Ensure your CockroachDB table is defined with appropriate indexes to make the cleanup efficient and avoid full scans:

CREATE TABLE IF NOT EXISTS rate_limits (
  key STRING NOT NULL,
  count INT NOT NULL,
  ts TIMESTAMPTZ NOT NULL,
  PRIMARY KEY (key, ts)
);
CREATE INDEX IF NOT EXISTS idx_rate_limits_cleanup ON rate_limits (key, ts);

To address identifier spoofing, configure Express to trust the proxy and use req.ip consistently. Set app.set('trust proxy', 1) when behind a load balancer, and avoid relying on X-Forwarded-For without validation. Combine this with short, fixed time windows and monotonic counters to reduce boundary issues. For continuous monitoring, use the middleBrick dashboard or the CLI (middlebrick scan <url>) to detect inconsistencies in rate-limiting behavior and validate that enforcement aligns with your policy.
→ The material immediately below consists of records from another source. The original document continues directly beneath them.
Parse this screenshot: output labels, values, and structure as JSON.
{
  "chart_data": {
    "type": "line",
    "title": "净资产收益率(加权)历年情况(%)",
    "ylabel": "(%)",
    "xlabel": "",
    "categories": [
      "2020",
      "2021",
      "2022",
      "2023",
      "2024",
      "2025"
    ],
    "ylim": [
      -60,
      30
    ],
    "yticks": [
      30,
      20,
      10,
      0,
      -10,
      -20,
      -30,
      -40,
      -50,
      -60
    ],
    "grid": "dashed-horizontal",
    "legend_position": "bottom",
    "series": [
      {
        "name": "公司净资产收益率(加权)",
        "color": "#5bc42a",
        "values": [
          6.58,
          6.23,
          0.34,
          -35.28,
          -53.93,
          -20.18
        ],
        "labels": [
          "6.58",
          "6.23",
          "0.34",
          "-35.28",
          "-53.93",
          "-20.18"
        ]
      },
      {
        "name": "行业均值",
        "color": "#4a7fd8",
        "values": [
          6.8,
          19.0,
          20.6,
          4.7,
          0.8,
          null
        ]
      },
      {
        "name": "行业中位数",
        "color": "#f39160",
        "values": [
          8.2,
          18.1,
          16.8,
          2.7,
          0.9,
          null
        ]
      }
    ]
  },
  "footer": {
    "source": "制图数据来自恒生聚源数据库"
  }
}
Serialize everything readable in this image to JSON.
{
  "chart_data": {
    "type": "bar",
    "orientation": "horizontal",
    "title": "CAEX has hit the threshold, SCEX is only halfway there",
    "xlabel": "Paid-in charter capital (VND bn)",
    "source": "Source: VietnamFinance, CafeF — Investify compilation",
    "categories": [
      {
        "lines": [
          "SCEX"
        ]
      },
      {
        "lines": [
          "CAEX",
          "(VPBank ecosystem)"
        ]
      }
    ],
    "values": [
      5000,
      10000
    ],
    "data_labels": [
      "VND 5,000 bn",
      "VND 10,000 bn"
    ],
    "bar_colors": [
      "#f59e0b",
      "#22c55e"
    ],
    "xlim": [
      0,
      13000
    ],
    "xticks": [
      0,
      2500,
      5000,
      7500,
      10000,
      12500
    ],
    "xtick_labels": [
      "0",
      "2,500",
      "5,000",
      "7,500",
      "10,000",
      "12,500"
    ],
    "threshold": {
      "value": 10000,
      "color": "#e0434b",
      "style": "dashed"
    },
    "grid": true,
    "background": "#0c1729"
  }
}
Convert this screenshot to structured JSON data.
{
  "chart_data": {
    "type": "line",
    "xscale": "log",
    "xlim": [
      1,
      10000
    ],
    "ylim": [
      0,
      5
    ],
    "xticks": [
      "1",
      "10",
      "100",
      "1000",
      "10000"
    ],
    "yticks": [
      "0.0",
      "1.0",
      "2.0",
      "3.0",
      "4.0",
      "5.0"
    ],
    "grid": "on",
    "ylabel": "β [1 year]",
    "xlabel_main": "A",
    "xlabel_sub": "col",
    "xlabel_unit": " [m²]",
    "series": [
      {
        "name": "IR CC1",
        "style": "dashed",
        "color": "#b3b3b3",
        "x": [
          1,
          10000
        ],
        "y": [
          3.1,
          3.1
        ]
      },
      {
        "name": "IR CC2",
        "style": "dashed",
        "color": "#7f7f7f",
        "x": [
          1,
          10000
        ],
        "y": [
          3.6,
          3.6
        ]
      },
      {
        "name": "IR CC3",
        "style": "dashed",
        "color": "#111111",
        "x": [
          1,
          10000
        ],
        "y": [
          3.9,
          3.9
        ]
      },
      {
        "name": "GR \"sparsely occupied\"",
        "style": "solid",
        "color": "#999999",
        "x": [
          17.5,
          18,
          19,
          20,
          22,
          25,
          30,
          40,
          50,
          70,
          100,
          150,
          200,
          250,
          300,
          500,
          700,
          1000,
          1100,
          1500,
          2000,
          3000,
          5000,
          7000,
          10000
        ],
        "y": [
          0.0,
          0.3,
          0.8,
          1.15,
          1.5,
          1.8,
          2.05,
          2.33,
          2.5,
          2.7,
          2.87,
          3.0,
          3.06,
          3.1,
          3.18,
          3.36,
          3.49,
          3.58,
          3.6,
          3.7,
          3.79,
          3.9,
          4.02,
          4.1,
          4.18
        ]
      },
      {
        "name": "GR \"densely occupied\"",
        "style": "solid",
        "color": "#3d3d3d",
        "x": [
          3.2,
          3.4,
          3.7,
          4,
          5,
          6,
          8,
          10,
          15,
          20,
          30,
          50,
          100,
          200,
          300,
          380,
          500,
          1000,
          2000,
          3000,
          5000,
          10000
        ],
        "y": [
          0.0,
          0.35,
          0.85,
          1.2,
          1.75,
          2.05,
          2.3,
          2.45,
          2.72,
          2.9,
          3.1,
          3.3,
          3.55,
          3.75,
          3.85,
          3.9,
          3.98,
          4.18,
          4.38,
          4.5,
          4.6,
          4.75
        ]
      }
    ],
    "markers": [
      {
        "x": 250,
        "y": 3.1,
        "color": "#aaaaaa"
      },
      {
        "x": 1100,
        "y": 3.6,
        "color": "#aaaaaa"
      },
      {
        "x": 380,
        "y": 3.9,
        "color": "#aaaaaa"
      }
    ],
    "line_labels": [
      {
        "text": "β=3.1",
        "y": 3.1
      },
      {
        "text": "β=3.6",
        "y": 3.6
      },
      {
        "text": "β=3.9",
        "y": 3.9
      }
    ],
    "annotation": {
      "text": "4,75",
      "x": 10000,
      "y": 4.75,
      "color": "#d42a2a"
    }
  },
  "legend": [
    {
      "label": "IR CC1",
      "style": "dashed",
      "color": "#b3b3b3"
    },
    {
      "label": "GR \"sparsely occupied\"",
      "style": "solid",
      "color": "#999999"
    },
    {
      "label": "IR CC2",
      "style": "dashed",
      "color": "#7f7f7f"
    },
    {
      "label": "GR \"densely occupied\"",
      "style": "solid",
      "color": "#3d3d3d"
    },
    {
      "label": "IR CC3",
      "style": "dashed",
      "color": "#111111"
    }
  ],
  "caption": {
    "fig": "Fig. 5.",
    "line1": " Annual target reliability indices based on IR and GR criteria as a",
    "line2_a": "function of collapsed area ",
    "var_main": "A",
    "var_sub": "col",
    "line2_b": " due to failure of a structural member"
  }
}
Related CWEs: resourceConsumption

CWE IDNameSeverity
CWE-400Uncontrolled Resource Consumption HIGH
CWE-770Allocation of Resources Without Limits MEDIUM
CWE-799Improper Control of Interaction Frequency MEDIUM
CWE-835Infinite Loop HIGH
CWE-1050Excessive Platform Resource Consumption MEDIUM

Frequently Asked Questions

Why do I need to retry transactions on serialization errors with CockroachDB in Express?
CockroachDB uses strict serializable isolation; concurrent writes that conflict will abort one transaction with a code 40001 error. Retrying ensures the increment-and-check operation succeeds despite interleaving, preventing lost updates that could lead to rate-limit bypass.
Can relying on the database alone prevent rate-limiting bypasses without Express-side enforcement?
No. The database enforces correctness only when the application uses atomic operations and retries. If Express routes skip the rate-limiting check or call it inconsistently, attackers can bypass limits regardless of CockroachDB's capabilities. Consistent middleware and transaction design are essential.